OGH 8Ob79/16z

OGH8Ob79/16z24.8.2017

Der Oberste Gerichtshof hat als Revisionsgericht durch den Vizepräsidenten Prof. Dr. Spenling als Vorsitzenden, die Hofrätin Dr. Tarmann‑Prentner, die Hofräte Mag. Ziegelbauer und Dr. Brenn sowie die Hofrätin Mag. Korn als weitere Richter in der Rechtssache der klagenden Partei A***** AG, *****, vertreten durch Mag. Helmut Rieger, Rechtsanwalt in Wien, gegen die beklagte Partei Ing. B***** R*****, vertreten durch Kerres Rechtsanwalts GmbH in Wien, wegen Herausgabe (Interesse 108.076,20 EUR), über die Revision der klagenden Partei gegen das Urteil des Oberlandesgerichts Wien als Berufungsgericht vom 30. Mai 2016, GZ 11 R 57/16g‑13, mit dem das Urteil des Landesgerichts für Zivilrechtssachen Wien vom 25. Jänner 2016, GZ 8 Cg 56/15m‑9, abgeändert wurde, in nichtöffentlicher Sitzung zu Recht erkannt:

European Case Law Identifier: ECLI:AT:OGH0002:2017:0080OB00079.16Z.0824.000

 

Spruch:

 

Der Revision wird nicht Folge gegeben.

Die klagende Partei ist schuldig, der beklagten Partei binnen 14 Tagen die mit 2.393,88 EUR (darin 398,98 EUR USt) bestimmten Kosten des Revisionsverfahrens zu ersetzen.

 

Entscheidungsgründe:

Der Beklagte hielt im Jahre 2007 I*****‑ und I*****‑Aktien. Im September 2007 nahm der Beklagte über Beratung der klagenden Partei von einem ins Auge gefassten Verkauf dieser Aktien Abstand. Er erlitt dadurch letztlich einen Verlust und machte diesen Schaden in einem Vorverfahren vor dem Handelsgericht Wien geltend. In diesem Verfahren begehrte er zuletzt 1.090.923,38 EUR sA Zug um Zug gegen Rückgabe von 122.127 Stück I*****‑Aktien. Während des laufenden Verfahrens vor dem Handelsgericht Wien, im März 2014, fand eine außerordentliche Hauptversammlung der I***** AG zur Abspaltung von 51 % der Anteile an der Wohnimmobilientochter B***** AG statt. Als Gegenleistung für die Übertragung des Spaltungsvermögens und der damit bewirkten Verringerung des Vermögens der übertragenden Gesellschaft wurde den Aktionären der I***** AG per Stichtag 28. April 2014 für je 20 I*****-Aktien jeweils eine B*****-Aktie ausgegeben. Der Beklagte erhielt im Zuge dieser Vorgänge 6.106 Stück B*****-Aktien zugeteilt. Die hier klagende Partei wandte im Verfahren vor dem Handelsgericht Wien bis zum Schluss der dortigen Verhandlung am 11. Juni 2014 den Umstand der Ausgabe der B*****-Aktien nicht als zu berücksichtigenden Vorteil ein. Auch der Beklagte (dort Kläger) änderte sein Begehren nicht. Das Handelsgericht Wien gab der Klage statt; dem fehlberatenen Kläger sei der Verkaufspreis zu ersetzen, den er bei richtiger Beratung erzielt hätte, abzüglich inzwischen erzielter Erträge und gegen Herausgabe der Papiere Zug um Zug.

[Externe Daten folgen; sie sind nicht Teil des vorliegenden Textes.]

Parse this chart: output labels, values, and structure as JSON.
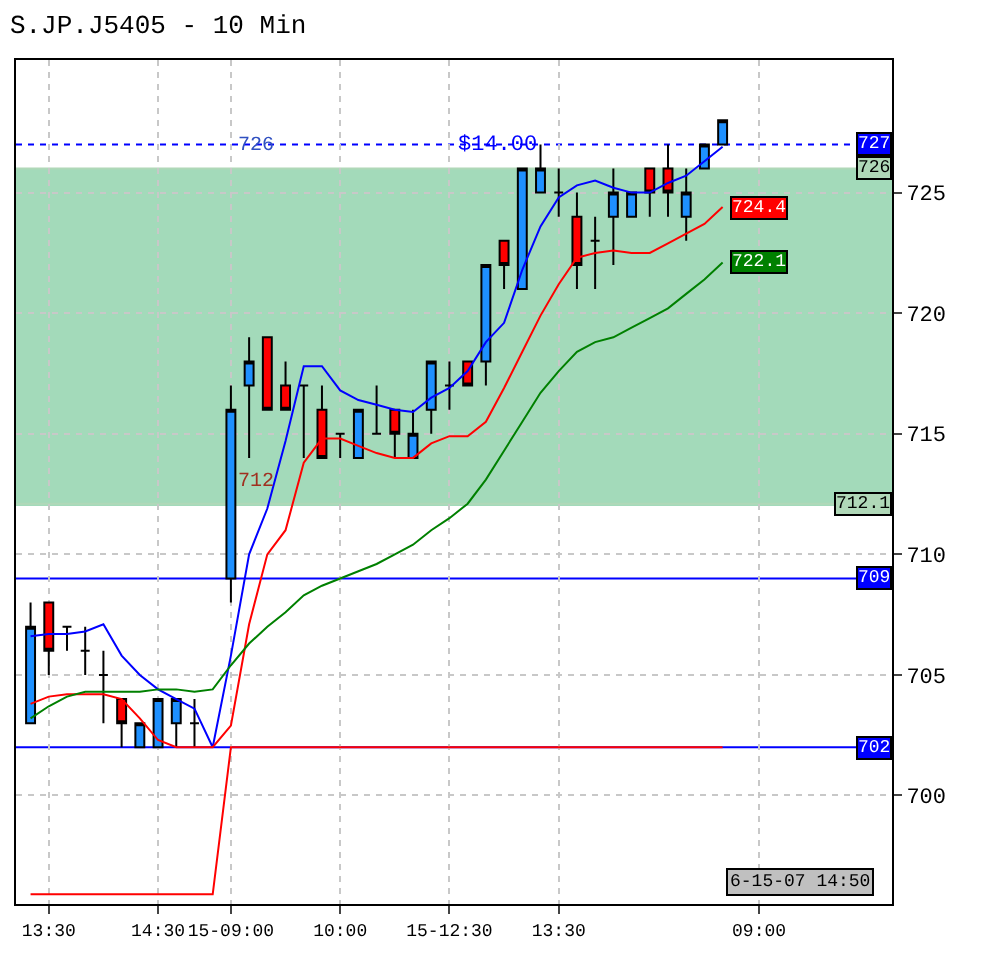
{
  "chart_data": {
    "type": "candlestick",
    "title": "S.JP.J5405 - 10 Min",
    "categories": [
      null,
      "13:30",
      null,
      null,
      null,
      null,
      null,
      "14:30",
      null,
      null,
      null,
      "15-09:00",
      null,
      null,
      null,
      null,
      null,
      "10:00",
      null,
      null,
      null,
      null,
      null,
      "15-12:30",
      null,
      null,
      null,
      null,
      null,
      "13:30",
      null,
      null,
      null,
      null,
      null,
      null,
      null,
      null,
      null,
      null,
      "09:00",
      null,
      null,
      null,
      null,
      null,
      null,
      null
    ],
    "ohlc": [
      [
        703,
        708,
        703,
        707
      ],
      [
        708,
        708,
        705,
        706
      ],
      [
        707,
        707,
        706,
        707
      ],
      [
        706,
        707,
        705,
        706
      ],
      [
        705,
        706,
        703,
        705
      ],
      [
        704,
        704,
        702,
        703
      ],
      [
        702,
        703,
        702,
        703
      ],
      [
        702,
        704,
        702,
        704
      ],
      [
        703,
        704,
        702,
        704
      ],
      [
        703,
        704,
        702,
        703
      ],
      null,
      [
        709,
        717,
        708,
        716
      ],
      [
        717,
        719,
        714,
        718
      ],
      [
        719,
        719,
        716,
        716
      ],
      [
        717,
        718,
        716,
        716
      ],
      [
        717,
        717,
        714,
        717
      ],
      [
        716,
        717,
        714,
        714
      ],
      [
        715,
        715,
        714,
        715
      ],
      [
        714,
        716,
        714,
        716
      ],
      [
        715,
        717,
        715,
        715
      ],
      [
        716,
        716,
        714,
        715
      ],
      [
        714,
        716,
        714,
        715
      ],
      [
        716,
        718,
        715,
        718
      ],
      [
        717,
        718,
        716,
        717
      ],
      [
        718,
        718,
        717,
        717
      ],
      [
        718,
        722,
        717,
        722
      ],
      [
        723,
        723,
        721,
        722
      ],
      [
        721,
        726,
        721,
        726
      ],
      [
        725,
        727,
        725,
        726
      ],
      [
        725,
        726,
        724,
        725
      ],
      [
        724,
        725,
        721,
        722
      ],
      [
        723,
        724,
        721,
        723
      ],
      [
        724,
        726,
        722,
        725
      ],
      [
        724,
        725,
        724,
        725
      ],
      [
        726,
        726,
        724,
        725
      ],
      [
        726,
        727,
        724,
        725
      ],
      [
        724,
        726,
        723,
        725
      ],
      [
        726,
        727,
        726,
        727
      ],
      [
        727,
        728,
        727,
        728
      ],
      null,
      null,
      null,
      null,
      null,
      null,
      null,
      null,
      null
    ],
    "series": [
      {
        "type": "line",
        "color": "#0000ff",
        "values": [
          706.6,
          706.7,
          706.7,
          706.8,
          707.1,
          705.8,
          705.0,
          704.4,
          704.0,
          703.6,
          702,
          705.8,
          710,
          711.9,
          714.7,
          717.8,
          717.8,
          716.8,
          716.4,
          716.2,
          716.0,
          715.9,
          716.5,
          716.9,
          717.6,
          718.8,
          719.6,
          721.8,
          723.6,
          724.8,
          725.3,
          725.5,
          725.2,
          725.0,
          725.0,
          725.4,
          725.7,
          726.3,
          726.9,
          null,
          null,
          null,
          null,
          null,
          null,
          null,
          null,
          null
        ]
      },
      {
        "type": "line",
        "color": "#ff0000",
        "values": [
          703.8,
          704.1,
          704.2,
          704.2,
          704.2,
          704.0,
          703.2,
          702.3,
          702.0,
          702.0,
          702.0,
          702.9,
          707.1,
          710.0,
          711.0,
          713.8,
          714.8,
          714.8,
          714.5,
          714.2,
          714.0,
          714.0,
          714.6,
          714.9,
          714.9,
          715.5,
          716.9,
          718.4,
          719.9,
          721.2,
          722.3,
          722.5,
          722.6,
          722.5,
          722.5,
          722.9,
          723.3,
          723.7,
          724.4,
          null,
          null,
          null,
          null,
          null,
          null,
          null,
          null,
          null
        ],
        "value_labels": [
          null,
          null,
          null,
          null,
          null,
          null,
          null,
          null,
          null,
          null,
          null,
          null,
          null,
          null,
          null,
          null,
          null,
          null,
          null,
          null,
          null,
          null,
          null,
          null,
          null,
          null,
          null,
          null,
          null,
          null,
          null,
          null,
          null,
          null,
          null,
          null,
          null,
          null,
          "724.4",
          null,
          null,
          null,
          null,
          null,
          null,
          null,
          null,
          null
        ]
      },
      {
        "type": "line",
        "color": "#008000",
        "values": [
          703.2,
          703.7,
          704.1,
          704.3,
          704.3,
          704.3,
          704.3,
          704.4,
          704.4,
          704.3,
          704.4,
          705.4,
          706.3,
          707.0,
          707.6,
          708.3,
          708.7,
          709.0,
          709.3,
          709.6,
          710.0,
          710.4,
          711.0,
          711.5,
          712.1,
          713.1,
          714.3,
          715.5,
          716.7,
          717.6,
          718.4,
          718.8,
          719.0,
          719.4,
          719.8,
          720.2,
          720.8,
          721.4,
          722.1,
          null,
          null,
          null,
          null,
          null,
          null,
          null,
          null,
          null
        ],
        "value_labels": [
          null,
          null,
          null,
          null,
          null,
          null,
          null,
          null,
          null,
          null,
          null,
          null,
          null,
          null,
          null,
          null,
          null,
          null,
          null,
          null,
          null,
          null,
          null,
          null,
          null,
          null,
          null,
          null,
          null,
          null,
          null,
          null,
          null,
          null,
          null,
          null,
          null,
          null,
          "722.1",
          null,
          null,
          null,
          null,
          null,
          null,
          null,
          null,
          null
        ]
      },
      {
        "type": "line",
        "color": "#ff0000",
        "values": [
          695.9,
          695.9,
          695.9,
          695.9,
          695.9,
          695.9,
          695.9,
          695.9,
          695.9,
          695.9,
          695.9,
          702,
          702,
          702,
          702,
          702,
          702,
          702,
          702,
          702,
          702,
          702,
          702,
          702,
          702,
          702,
          702,
          702,
          702,
          702,
          702,
          702,
          702,
          702,
          702,
          702,
          702,
          702,
          702,
          null,
          null,
          null,
          null,
          null,
          null,
          null,
          null,
          null
        ]
      }
    ],
    "ylim": [
      695.5,
      730.5
    ],
    "yticks": [
      700,
      705,
      710,
      715,
      720,
      725
    ],
    "bands": [
      {
        "axis": "y",
        "from": 712,
        "to": 726,
        "color": "#99d6b3"
      }
    ],
    "ref_lines": [
      {
        "axis": "y",
        "value": 727,
        "label": "727",
        "color": "#0000ff",
        "line_style": "dotted"
      },
      {
        "axis": "y",
        "value": 726,
        "label": "726",
        "color": "#b0d8b8",
        "line_style": "solid"
      },
      {
        "axis": "y",
        "value": 712.1,
        "label": "712.1",
        "color": "#b0d8b8",
        "line_style": "solid"
      },
      {
        "axis": "y",
        "value": 709,
        "label": "709",
        "color": "#0000ff",
        "line_style": "solid"
      },
      {
        "axis": "y",
        "value": 702,
        "label": "702",
        "color": "#0000ff",
        "line_style": "solid"
      }
    ],
    "annotations": [
      {
        "text": "$14.00",
        "x": "15-12:30",
        "y": 726
      },
      {
        "text": "726",
        "x": "15-09:00",
        "y": 726
      },
      {
        "text": "712",
        "x": "15-09:00",
        "y": 712
      },
      "6-15-07 14:50"
    ],
    "grid": true
  }
}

Nach Rechtskraft dieses Urteils forderte die nunmehrige Klägerin vom Beklagten die Herausgabe der erhaltenen B*****‑Aktien. Er sei durch deren Erhalt bereichert. Im Vorprozess habe die Klägerin diesen Einwand noch nicht erhoben, weil der Kläger selbst zum Erhalt der B*****-Aktien nichts vorgebracht habe.

Das Erstgericht gab der Klage statt. Die B*****-Aktien seien ihrem Wesen nach ein Surrogat für die aufgrund des Urteils im Vorprozess herauszugebenden I*****-Aktien. Der bereicherungsrechtliche Anspruch auf Herausgabe dieser Wertpapiere könne auch selbstständig geltend gemacht werden.

Das Berufungsgericht gab dem Rechtsmittel des Beklagten Folge und wies das Klagebegehren ab.

Die im Vorverfahren gegenständliche Naturalrestitution, gerichtet auf den entgangenen Verkaufspreis gegen Herausgabe der Wertpapiere, sei bei Anlegerschäden nur eine besondere Berechnungsform des Geldersatzes. Hinsichtlich der Höhe des dem nun Beklagten wegen der Fehlberatung zustehenden Geldersatzes entfalte das Urteil im Vorprozess daher Bindungswirkung. Nachdem die Zuteilung der B*****-Aktien an die I*****-Aktionäre dort noch vor Schluss der Verhandlung erster Instanz erfolgt sei, wäre es an der Klägerin gelegen, die Vorteilsanrechnung hinsichtlich dieser Aktien bereits im Vorprozess geltend zu machen. Über die Schadenersatzforderung des hier Beklagten sei im Vorprozess abschließend entschieden worden.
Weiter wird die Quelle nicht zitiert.